As Jesus went on from there, He saw a man called Matthew, sitting in the tax collector's booth; and He *said to him, "Follow Me!" And he got up and followed Him. Then it happened that as Jesus was reclining at the table in the house, behold, many tax collectors and sinners came and were dining with Jesus and His disciples. When the Pharisees saw this, they said to His disciples, "Why is your Teacher eating with the tax collectors and sinners?" But when Jesus heard this, He said, "It is not those who are healthy who need a physician, but those who are sick. "But go and learn what this means: 'I DESIRE COMPASSION, AND NOT SACRIFICE,' for I did not come to call the righteous, but sinners." (Matthew 9:9-13 NASB)
This is a passage that has been abused so often by the Church as a means to justify licentiousness and folly. How often do we hear some evangelical say ‘where would Jesus hang out, and with who’ and everyone chimes in ‘He would be in the bars, and with prostitutes, and at the night clubs.’ Of course they will site this passage and others that on the surface seem to support their proposition, and in some sense I agree entirely with what they are saying. Jesus indeed would have hung out in the night clubs... with harlots and drunks. Now the next logical step is always to say that we need to be like Christ... to walk as He walked, and to do the things that he has done. Therefore logically we too must go to the night clubs, visit the drunks and prostitutes and so on. Again, I would agree with this as well... but it is not the complete story.

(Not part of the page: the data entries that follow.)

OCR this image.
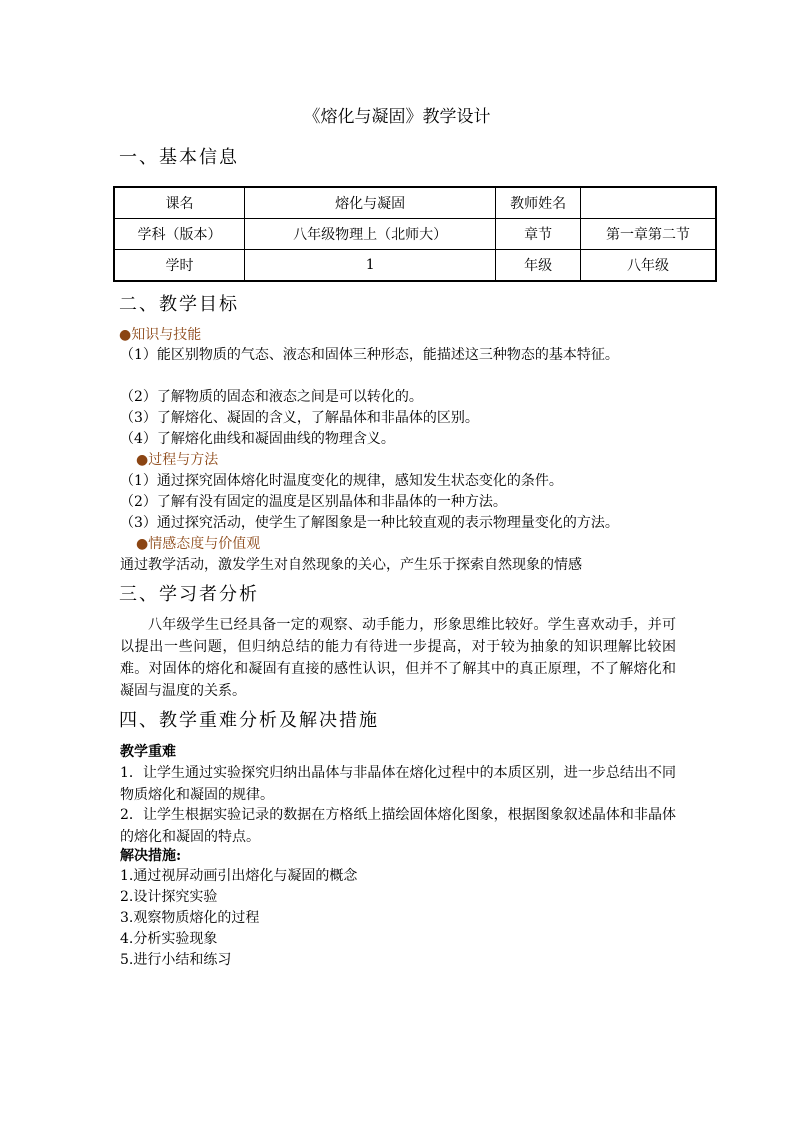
《熔化与凝固》教学设计
一、基本信息
课名	熔化与凝固	教师姓名	
学科（版本）	八年级物理上（北师大）	章节	第一章第二节
学时	1	年级	八年级
二、教学目标
●知识与技能
（1）能区别物质的气态、液态和固体三种形态，能描述这三种物态的基本特征。
（2）了解物质的固态和液态之间是可以转化的。
（3）了解熔化、凝固的含义，了解晶体和非晶体的区别。
（4）了解熔化曲线和凝固曲线的物理含义。
●过程与方法
（1）通过探究固体熔化时温度变化的规律，感知发生状态变化的条件。
（2）了解有没有固定的温度是区别晶体和非晶体的一种方法。
（3）通过探究活动，使学生了解图象是一种比较直观的表示物理量变化的方法。
●情感态度与价值观
通过教学活动，激发学生对自然现象的关心，产生乐于探索自然现象的情感
三、学习者分析
八年级学生已经具备一定的观察、动手能力，形象思维比较好。学生喜欢动手，并可以提出一些问题，但归纳总结的能力有待进一步提高，对于较为抽象的知识理解比较困难。对固体的熔化和凝固有直接的感性认识，但并不了解其中的真正原理，不了解熔化和凝固与温度的关系。
四、教学重难分析及解决措施
教学重难
1．让学生通过实验探究归纳出晶体与非晶体在熔化过程中的本质区别，进一步总结出不同物质熔化和凝固的规律。
2．让学生根据实验记录的数据在方格纸上描绘固体熔化图象，根据图象叙述晶体和非晶体的熔化和凝固的特点。
解决措施:
1.通过视屏动画引出熔化与凝固的概念
2.设计探究实验
3.观察物质熔化的过程
4.分析实验现象
5.进行小结和练习
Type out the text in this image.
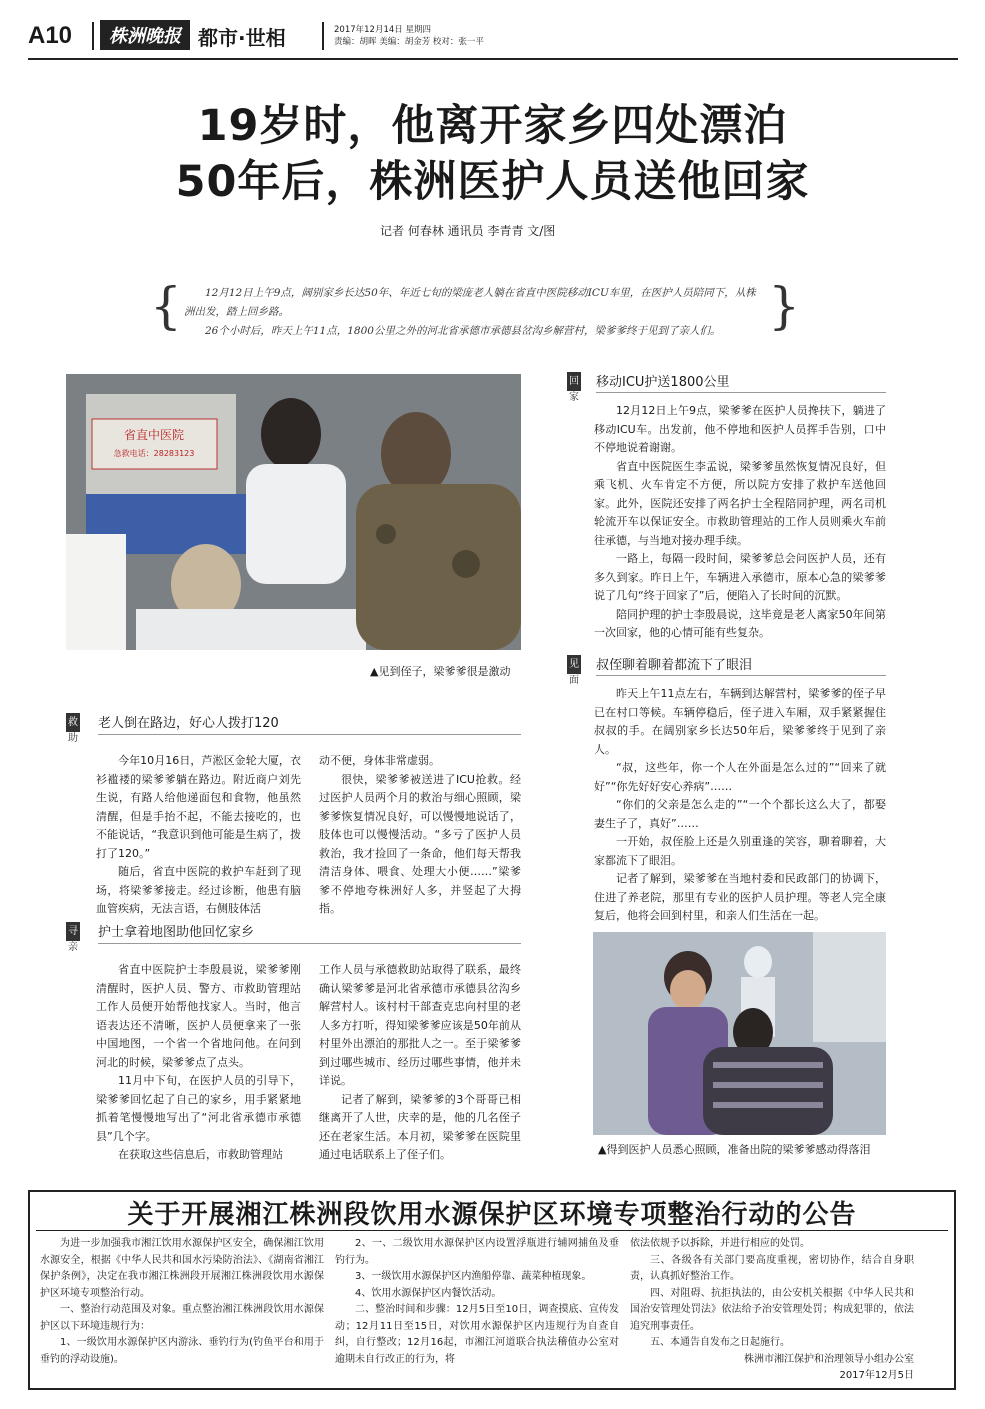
A10	株洲晚报 都市·世相	2017年12月14日 星期四
责编：胡晖 美编：胡金芳 校对：张一平
19岁时，他离开家乡四处漂泊
50年后，株洲医护人员送他回家
记者 何春林 通讯员 李青青 文/图
{	}

12月12日上午9点，阔别家乡长达50年、年近七旬的梁庞老人躺在省直中医院移动ICU车里，在医护人员陪同下，从株洲出发，踏上回乡路。

26个小时后，昨天上午11点，1800公里之外的河北省承德市承德县岔沟乡解营村，梁爹爹终于见到了亲人们。

省直中医院
急救电话：28283123
▲见到侄子，梁爹爹很是激动
救
助
老人倒在路边，好心人拨打120

今年10月16日，芦淞区金轮大厦，衣衫褴褛的梁爹爹躺在路边。附近商户刘先生说，有路人给他递面包和食物，他虽然清醒，但是手抬不起，不能去接吃的，也不能说话，“我意识到他可能是生病了，拨打了120。”

随后，省直中医院的救护车赶到了现场，将梁爹爹接走。经过诊断，他患有脑血管疾病，无法言语，右侧肢体活

动不便，身体非常虚弱。

很快，梁爹爹被送进了ICU抢救。经过医护人员两个月的救治与细心照顾，梁爹爹恢复情况良好，可以慢慢地说话了，肢体也可以慢慢活动。“多亏了医护人员救治，我才捡回了一条命，他们每天帮我清洁身体、喂食、处理大小便……”梁爹爹不停地夸株洲好人多，并竖起了大拇指。

寻
亲
护士拿着地图助他回忆家乡

省直中医院护士李殷晨说，梁爹爹刚清醒时，医护人员、警方、市救助管理站工作人员便开始帮他找家人。当时，他言语表达还不清晰，医护人员便拿来了一张中国地图，一个省一个省地问他。在问到河北的时候，梁爹爹点了点头。

11月中下旬，在医护人员的引导下，梁爹爹回忆起了自己的家乡，用手紧紧地抓着笔慢慢地写出了“河北省承德市承德县”几个字。

在获取这些信息后，市救助管理站

工作人员与承德救助站取得了联系，最终确认梁爹爹是河北省承德市承德县岔沟乡解营村人。该村村干部查克忠向村里的老人多方打听，得知梁爹爹应该是50年前从村里外出漂泊的那批人之一。至于梁爹爹到过哪些城市、经历过哪些事情，他并未详说。

记者了解到，梁爹爹的3个哥哥已相继离开了人世，庆幸的是，他的几名侄子还在老家生活。本月初，梁爹爹在医院里通过电话联系上了侄子们。

回
家
移动ICU护送1800公里

12月12日上午9点，梁爹爹在医护人员搀扶下，躺进了移动ICU车。出发前，他不停地和医护人员挥手告别，口中不停地说着谢谢。

省直中医院医生李孟说，梁爹爹虽然恢复情况良好，但乘飞机、火车肯定不方便，所以院方安排了救护车送他回家。此外，医院还安排了两名护士全程陪同护理，两名司机轮流开车以保证安全。市救助管理站的工作人员则乘火车前往承德，与当地对接办理手续。

一路上，每隔一段时间，梁爹爹总会问医护人员，还有多久到家。昨日上午，车辆进入承德市，原本心急的梁爹爹说了几句“终于回家了”后，便陷入了长时间的沉默。

陪同护理的护士李殷晨说，这毕竟是老人离家50年间第一次回家，他的心情可能有些复杂。

见
面
叔侄聊着聊着都流下了眼泪

昨天上午11点左右，车辆到达解营村，梁爹爹的侄子早已在村口等候。车辆停稳后，侄子进入车厢，双手紧紧握住叔叔的手。在阔别家乡长达50年后，梁爹爹终于见到了亲人。

“叔，这些年，你一个人在外面是怎么过的”“回来了就好”“你先好好安心养病”……

“你们的父亲是怎么走的”“一个个都长这么大了，都娶妻生子了，真好”……

一开始，叔侄脸上还是久别重逢的笑容，聊着聊着，大家都流下了眼泪。

记者了解到，梁爹爹在当地村委和民政部门的协调下，住进了养老院，那里有专业的医护人员护理。等老人完全康复后，他将会回到村里，和亲人们生活在一起。

▲得到医护人员悉心照顾，准备出院的梁爹爹感动得落泪
关于开展湘江株洲段饮用水源保护区环境专项整治行动的公告

为进一步加强我市湘江饮用水源保护区安全，确保湘江饮用水源安全，根据《中华人民共和国水污染防治法》、《湖南省湘江保护条例》，决定在我市湘江株洲段开展湘江株洲段饮用水源保护区环境专项整治行动。

一、整治行动范围及对象。重点整治湘江株洲段饮用水源保护区以下环境违规行为：

1、一级饮用水源保护区内游泳、垂钓行为(钓鱼平台和用于垂钓的浮动设施)。

2、一、二级饮用水源保护区内设置浮瓶进行辅网捕鱼及垂钓行为。

3、一级饮用水源保护区内渔船停靠、蔬菜种植现象。

4、饮用水源保护区内餐饮活动。

二、整治时间和步骤：12月5日至10日，调查摸底、宣传发动；12月11日至15日，对饮用水源保护区内违规行为自查自纠，自行整改；12月16起，市湘江河道联合执法稽值办公室对逾期未自行改正的行为，将

依法依规予以拆除，并进行相应的处罚。

三、各级各有关部门要高度重视，密切协作，结合自身职责，认真抓好整治工作。

四、对阻碍、抗拒执法的，由公安机关根据《中华人民共和国治安管理处罚法》依法给予治安管理处罚；构成犯罪的，依法追究刑事责任。

五、本通告自发布之日起施行。

株洲市湘江保护和治理领导小组办公室

2017年12月5日
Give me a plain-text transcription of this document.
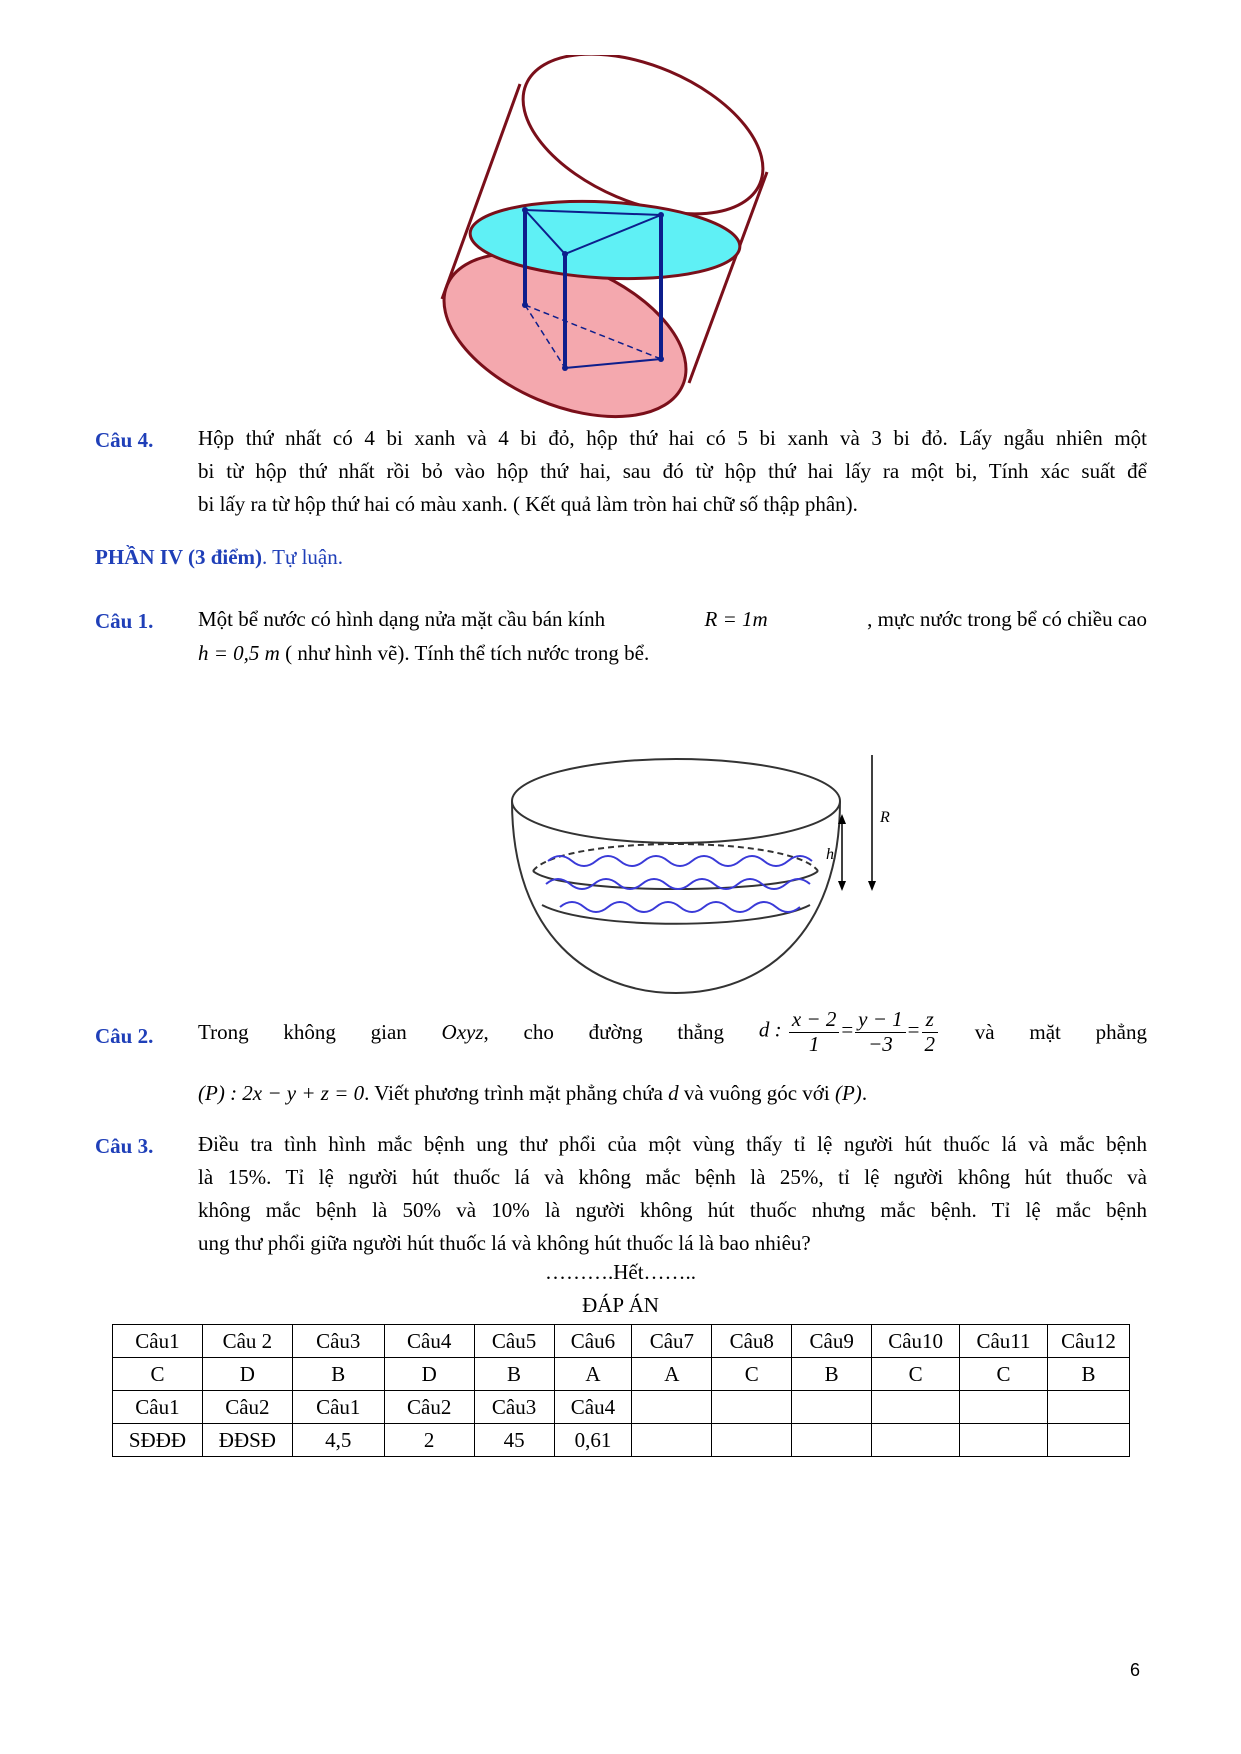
Câu 4. Hộp thứ nhất có 4 bi xanh và 4 bi đỏ, hộp thứ hai có 5 bi xanh và 3 bi đỏ. Lấy ngẫu nhiên một
bi từ hộp thứ nhất rồi bỏ vào hộp thứ hai, sau đó từ hộp thứ hai lấy ra một bi, Tính xác suất để
bi lấy ra từ hộp thứ hai có màu xanh. ( Kết quả làm tròn hai chữ số thập phân).
PHẦN IV (3 điểm). Tự luận.
Câu 1. Một bể nước có hình dạng nửa mặt cầu bán kính	R = 1m	, mực nước trong bể có chiều cao
h = 0,5 m ( như hình vẽ). Tính thể tích nước trong bể.
R
h
Câu 2. Trong không gian Oxyz, cho đường thẳng d : $\frac{x - 2}{1} = \frac{y - 1}{-3} = \frac{z}{2}$ và mặt phẳng
(P) : 2x − y + z = 0. Viết phương trình mặt phẳng chứa d và vuông góc với (P).
Câu 3. Điều tra tình hình mắc bệnh ung thư phổi của một vùng thấy tỉ lệ người hút thuốc lá và mắc bệnh
là 15%. Tỉ lệ người hút thuốc lá và không mắc bệnh là 25%, tỉ lệ người không hút thuốc và
không mắc bệnh là 50% và 10% là người không hút thuốc nhưng mắc bệnh. Tỉ lệ mắc bệnh
ung thư phổi giữa người hút thuốc lá và không hút thuốc lá là bao nhiêu?
……….Hết……..
ĐÁP ÁN
Câu1	Câu 2	Câu3	Câu4	Câu5	Câu6	Câu7	Câu8	Câu9	Câu10	Câu11	Câu12
C	D	B	D	B	A	A	C	B	C	C	B
Câu1	Câu2	Câu1	Câu2	Câu3	Câu4						
SĐĐĐ	ĐĐSĐ	4,5	2	45	0,61						
6
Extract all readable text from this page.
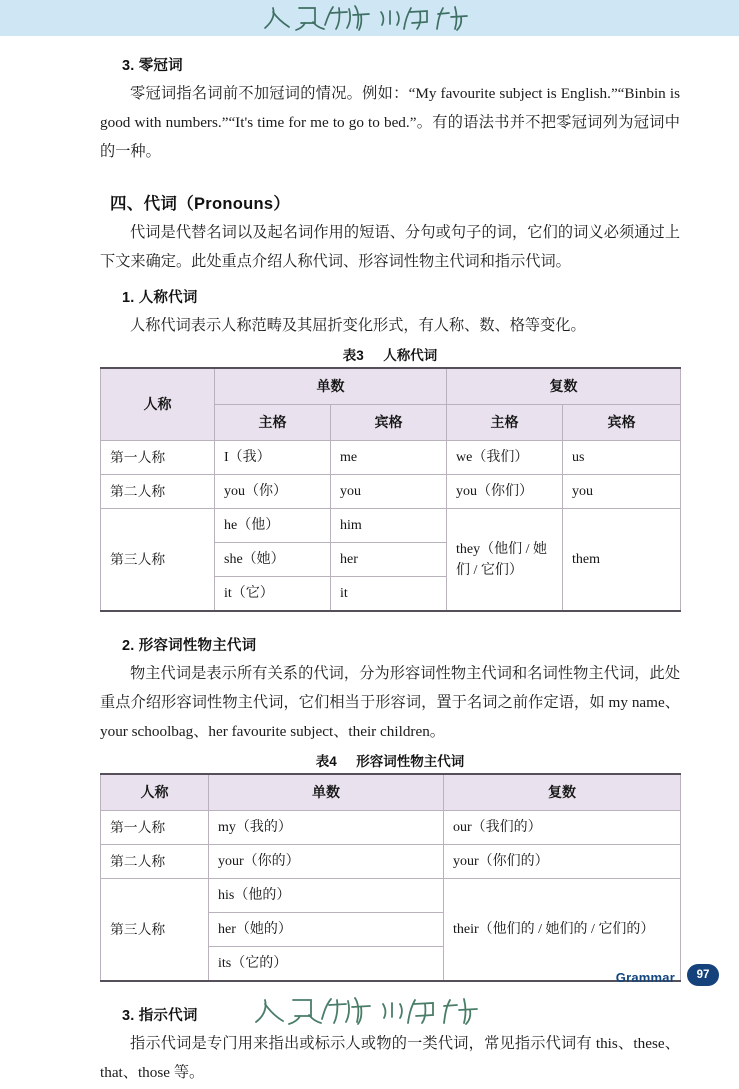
3. 零冠词

零冠词指名词前不加冠词的情况。例如：“My favourite subject is English.”“Binbin is good with numbers.”“It's time for me to go to bed.”。有的语法书并不把零冠词列为冠词中的一种。

四、代词（Pronouns）

代词是代替名词以及起名词作用的短语、分句或句子的词，它们的词义必须通过上下文来确定。此处重点介绍人称代词、形容词性物主代词和指示代词。

1. 人称代词

人称代词表示人称范畴及其屈折变化形式，有人称、数、格等变化。

表3 人称代词
人称	单数		复数	
	主格	宾格	主格	宾格
第一人称	I（我）	me	we（我们）	us
第二人称	you（你）	you	you（你们）	you
第三人称	he（他）	him	they（他们 / 她们 / 它们）	them
	she（她）	her		
	it（它）	it		
2. 形容词性物主代词

物主代词是表示所有关系的代词，分为形容词性物主代词和名词性物主代词，此处重点介绍形容词性物主代词，它们相当于形容词，置于名词之前作定语，如 my name、your schoolbag、her favourite subject、their children。

表4 形容词性物主代词
人称	单数	复数
第一人称	my（我的）	our（我们的）
第二人称	your（你的）	your（你们的）
第三人称	his（他的）	their（他们的 / 她们的 / 它们的）
	her（她的）	
	its（它的）	
3. 指示代词

指示代词是专门用来指出或标示人或物的一类代词，常见指示代词有 this、these、that、those 等。

Grammar	97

What was Christ’s purpose of reclining with ‘sinners’? To call sinners... to call them to what? Well what is Christ’s consistent call throughout the Gospel narrative? Repentance and faith! Jesus reclines with sinners, not as if He is one of them, He does not lower Himself by any means or become a sinner, but He enters the situation as a physician not as a sick man. He enters with the intent of healing to call sinners to repentance. His intent is to call those who are in sin to follow Him. Now are we to go to these places as Christ has gone? Of course... but only if we go with the purpose He went with. Our problem is that we will use this passage and others to justify worldliness as opposed to reading this passage and being empowered as missionaries to these environments. You see, if you are in this environment participating in sin you miss the point. Who wants a physician who is always sick? And if I am always sick do you really want to see my doctor? Of course not, yet if we drink down sin like water our message of a savior that leads us out of sin becomes invalid. We are called to be in the world, are not called to be like the world and there is all the difference in the world.
Now one of the other problems with the interpretation of this verse is that whenever a believer is rebuked for participating in ungodliness the will accuse the one rebuking of being like the Pharisees who questioned what Christ was doing. However, the accusation against the one rebuking is entirely out of bounds unless the Christian is in the environment of sinfulness as an intentional missionary bringing the healing message of the Gospel.
Also, one think you may consider, the Pharisees approached the disciples and asked why Jesus was in eating with the sinners, do you notice that the disciples were not in eating with them? Did you notice that it was Christ in there calling them out to follow Him, yet the disciples were on the outside being approached by the Pharisees? Now do not take this too far either. As believers we are not called to stand on the outside and wait for Christ to go in. We have been given the Holy Spirit and may indeed be called to go in and proclaim the salvation Christ offers if that is the Spirit’s direction. At the same time the Spirit never impels us to sin so that grace may abound.
Ok I suppose I have beat that into the ground enough.